Would appreciate your thoughts.





and another: 
Ron Paul knows exactly what to do to fix our financial crisis and has no other political aims that would stop him from doing so. Our economy and the world economy are the #1 issue right now and no other candidate aside from Paul has shown me that they will make the hard decisions to correct the mistakes that has put us in the horrible position we are in now.







These are great questions - thanks for making this a real discussion, you all.  Andy, I think opposing a nuclear Iran right now will save us a lot of defense dept spending down the road as we wouldn't then have to fight another 10-year lite war as we did in Iraq.  Some of the candidates have mentioned ways to restrict Iran without spending war-levels of money.  (gasoline embargoes, et c). We can't pretend not to be a super-power (as I think it is clear Ron Paul's isolationism would have us do) but still we can listen very carefully to Paul's proposals, as well as Rick Santorum's -- each knows a great deal and has a lot of good advice, even if it is opposite in content.  They are good men.  You are right that Paul's position is consistent and clear - but it is mistaken, I believe.  I am with him on the Constitution and the economy, but not on foreign policy.  If we could have stopped Hitler in 1937, should we have done it?  

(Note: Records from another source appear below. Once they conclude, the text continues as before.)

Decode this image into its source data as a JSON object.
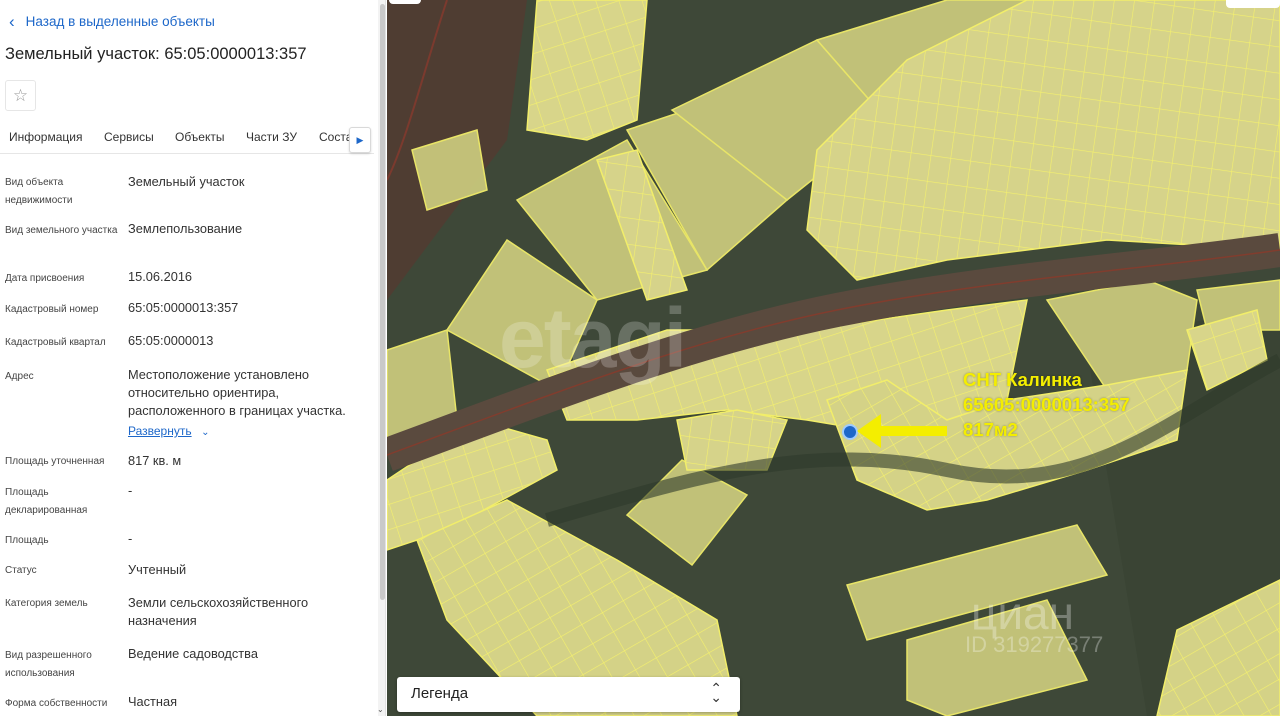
{
  "panel": {
    "back_label": "Назад в выделенные объекты",
    "title": "Земельный участок: 65:05:0000013:357",
    "star_icon": "star-outline",
    "tabs": [
      "Информация",
      "Сервисы",
      "Объекты",
      "Части ЗУ",
      "Соста"
    ],
    "active_tab": "Информация",
    "expand_label": "Развернуть",
    "rows": [
      {
        "label": "Вид объекта недвижимости",
        "value": "Земельный участок"
      },
      {
        "label": "Вид земельного участка",
        "value": "Землепользование"
      },
      {
        "label": "Дата присвоения",
        "value": "15.06.2016"
      },
      {
        "label": "Кадастровый номер",
        "value": "65:05:0000013:357"
      },
      {
        "label": "Кадастровый квартал",
        "value": "65:05:0000013"
      },
      {
        "label": "Адрес",
        "value": "Местоположение установлено относительно ориентира, расположенного в границах участка."
      },
      {
        "label": "Площадь уточненная",
        "value": "817 кв. м"
      },
      {
        "label": "Площадь декларированная",
        "value": "-"
      },
      {
        "label": "Площадь",
        "value": "-"
      },
      {
        "label": "Статус",
        "value": "Учтенный"
      },
      {
        "label": "Категория земель",
        "value": "Земли сельскохозяйственного назначения"
      },
      {
        "label": "Вид разрешенного использования",
        "value": "Ведение садоводства"
      },
      {
        "label": "Форма собственности",
        "value": "Частная"
      }
    ]
  },
  "map": {
    "legend_label": "Легенда",
    "annotation": [
      "СНТ Калинка",
      "65605:0000013:357",
      "817м2"
    ],
    "watermarks": [
      "etagi",
      "циан",
      "ID 319277377"
    ],
    "colors": {
      "parcel_fill": "#dcd98a",
      "parcel_stroke": "#f2ee6a",
      "annotation": "#f4ee00",
      "arrow": "#f4ee00",
      "marker": "#1d67c9",
      "ground": "#3f4a3a"
    }
  }
}
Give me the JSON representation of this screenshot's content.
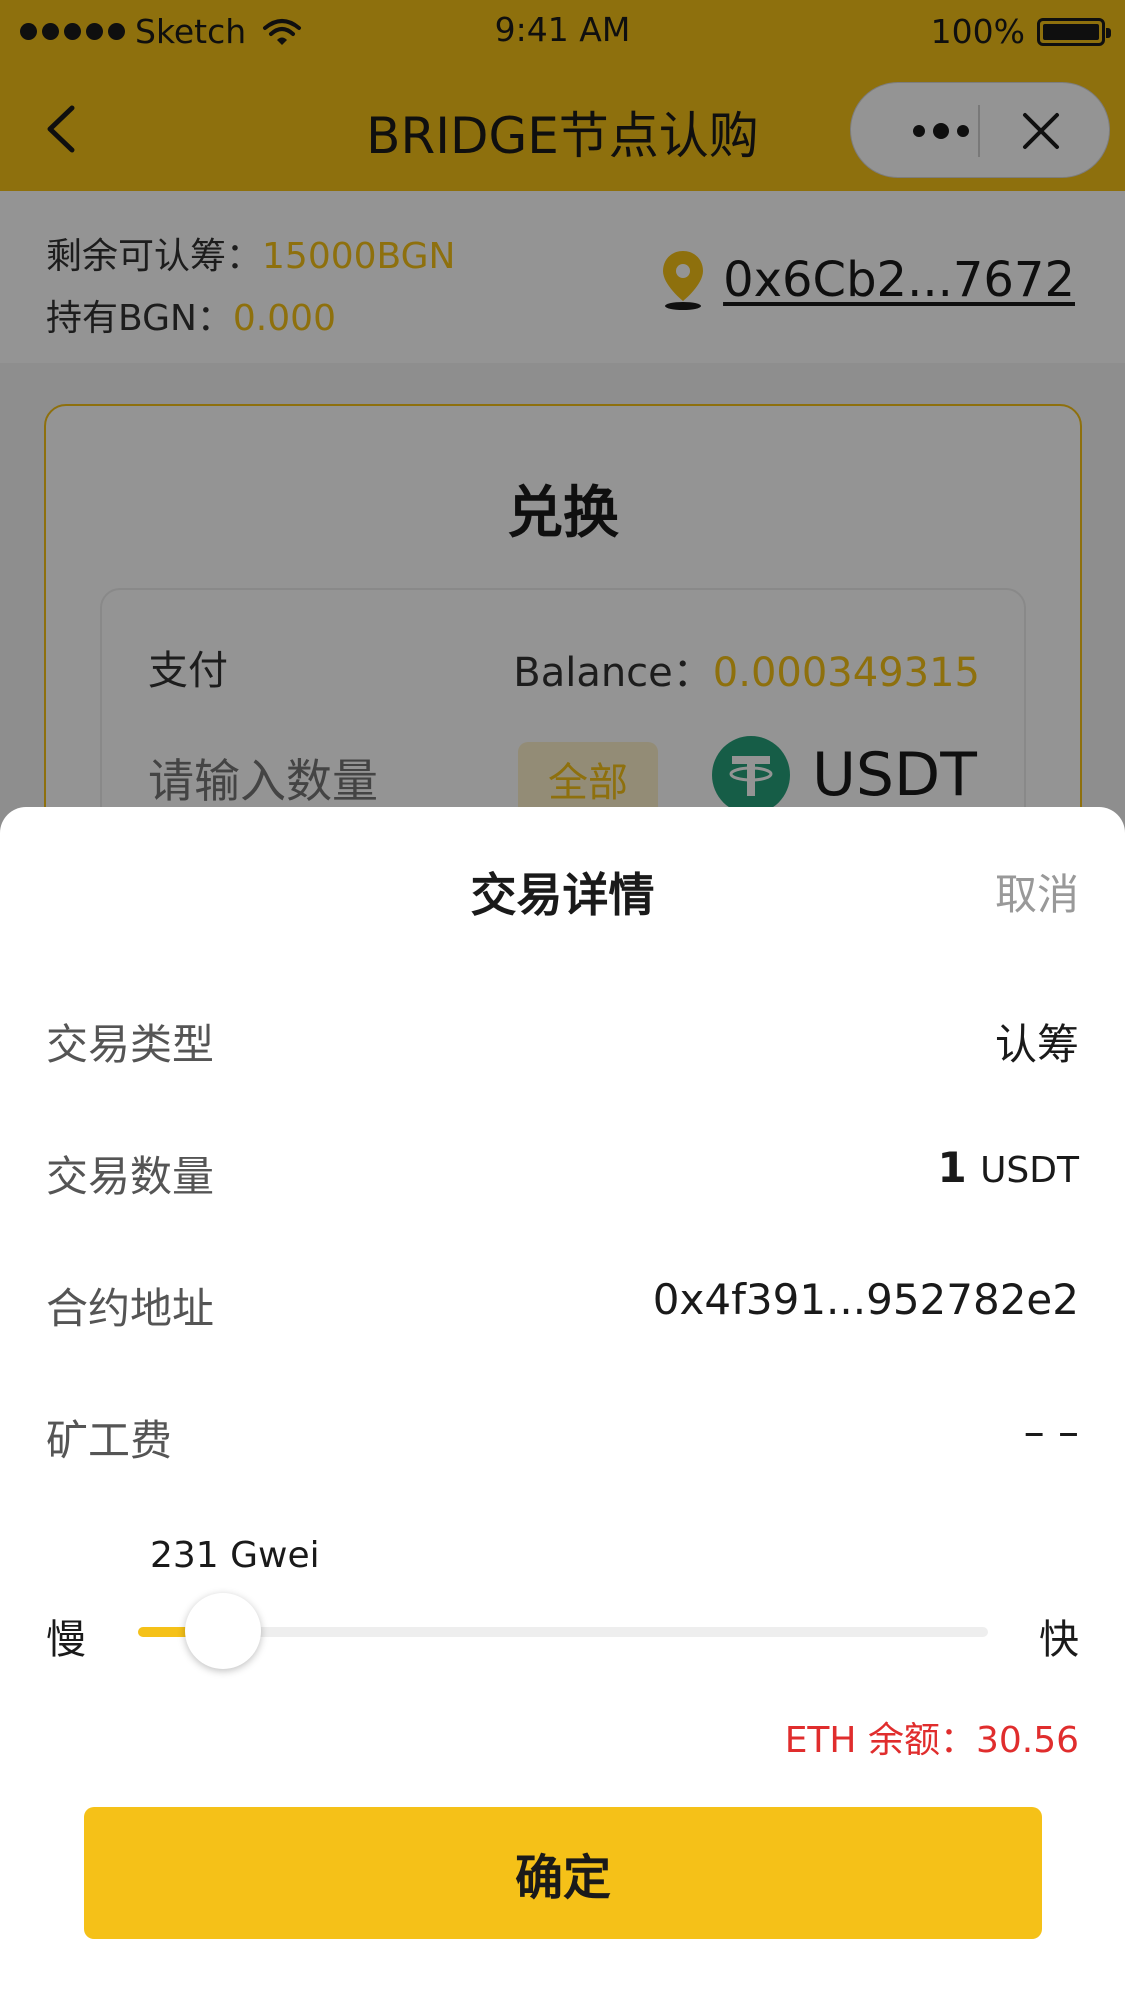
{
  "status_bar": {
    "carrier": "Sketch",
    "time": "9:41 AM",
    "battery": "100%"
  },
  "nav": {
    "title": "BRIDGE节点认购",
    "icons": {
      "back": "back-chevron-icon",
      "more": "more-dots-icon",
      "close": "close-icon"
    }
  },
  "info": {
    "remaining_label": "剩余可认筹：",
    "remaining_value": "15000BGN",
    "holding_label": "持有BGN：",
    "holding_value": "0.000",
    "address": "0x6Cb2...7672"
  },
  "swap": {
    "title": "兑换",
    "pay_label": "支付",
    "balance_label": "Balance：",
    "balance_value": "0.000349315",
    "amount_placeholder": "请输入数量",
    "all_button": "全部",
    "token": "USDT"
  },
  "sheet": {
    "title": "交易详情",
    "cancel": "取消",
    "rows": [
      {
        "label": "交易类型",
        "value": "认筹"
      },
      {
        "label": "交易数量",
        "value": "1",
        "unit": "USDT"
      },
      {
        "label": "合约地址",
        "value": "0x4f391...952782e2"
      },
      {
        "label": "矿工费",
        "value": "– –"
      }
    ],
    "gas": {
      "value_label": "231 Gwei",
      "slow": "慢",
      "fast": "快",
      "level": 0.1
    },
    "eth_balance": "ETH 余额：30.56",
    "confirm": "确定"
  },
  "colors": {
    "accent": "#f5c118",
    "error": "#e02d2d",
    "usdt": "#26a17b"
  }
}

One more point about the Iraq and Afghan wars -- I don't agree that they were the cause of our financial woes today.  The combination of those two wars since 2003 doesn't come close to the spending lost through the housing crisis.  "The sum of all the deficits from 2003 through 2010 is $4.73 trillion. Subtract the entire Iraq War cost and you still have a sum of $4.02 trillion."  (that is from this write up on the issue ----   http://www.americanthinker.com/2010/08/iraq_the_war_that_broke_us_not.html.)  The federal budgets were in the hands of the Dems since FY 2008, and the increase in spending is head-spinning.  Bush added $4T to the deficit in 8 years, and Obama added that much in 2.  Each should have to answer to the American people for their gross mis-management of our tax dollars, I think.  But as to the war - the entire Iraq War, from 2003 to fall of 2011 cost $709B.  In the first few months of Obama's term, the Dem-controlled congress spent more than that on one stimulus package.  This is just the truth.  Here's the chart:



SO about the bailouts, I am surely not an expert in this field, so I don't know what to suggest -- I AM an expert about my own household economy (not that I handle it well, only that I know more about it than anyone else...), and I find that when I spend more than I make I get into trouble.  I would assume that the principle extends to governments as well (and I hold Greece and Spain up as examples).  I think there has been a very sincere attempt on the part of many well-meaning people to do something good for those in need, namely help more low-income people into houses and out of renting.  However, it was a little like trying to help more people get where they are going faster by getting them to flap their arms and jump off high buildings.  It may seem like a good goal, but it doesn't take reality into consideration.  So - we had a lot of people hitting the economic pavement at terminal velocity.  It didn't matter to Barney Frank and Chris Dodd - they were receiving kickbacks from Fannie and Freddie to write the laws to exempt the mortgage houses from careful scrutiny.  (If the Occupy WS folks really wanted to address corruption, all they would have to do is read the books being written on the Fannie/Freddie horrors.)  Countrywide made out well for a long time...but then Wall St bundled those bad debts and sold them to unsuspecting investors, spreading the disease around the world, and THIS is the reason we have such a terrible economy now, and that's why Bush and Obama felt the need to spend the the breathtakingly huge amounts in bailouts.  The Dems passed spending bills without the need for a single Republican vote in 2009, including the Obama health care bill (that came in at $1T all by itself, and they now say was grossly under estimated).  This is the reason why the Dems lost the House and nearly the Senate in 2010.  I think that (if the country doesn't have short-term memory loss) the House and the Senate and the WH will be in Republican hands this time next year.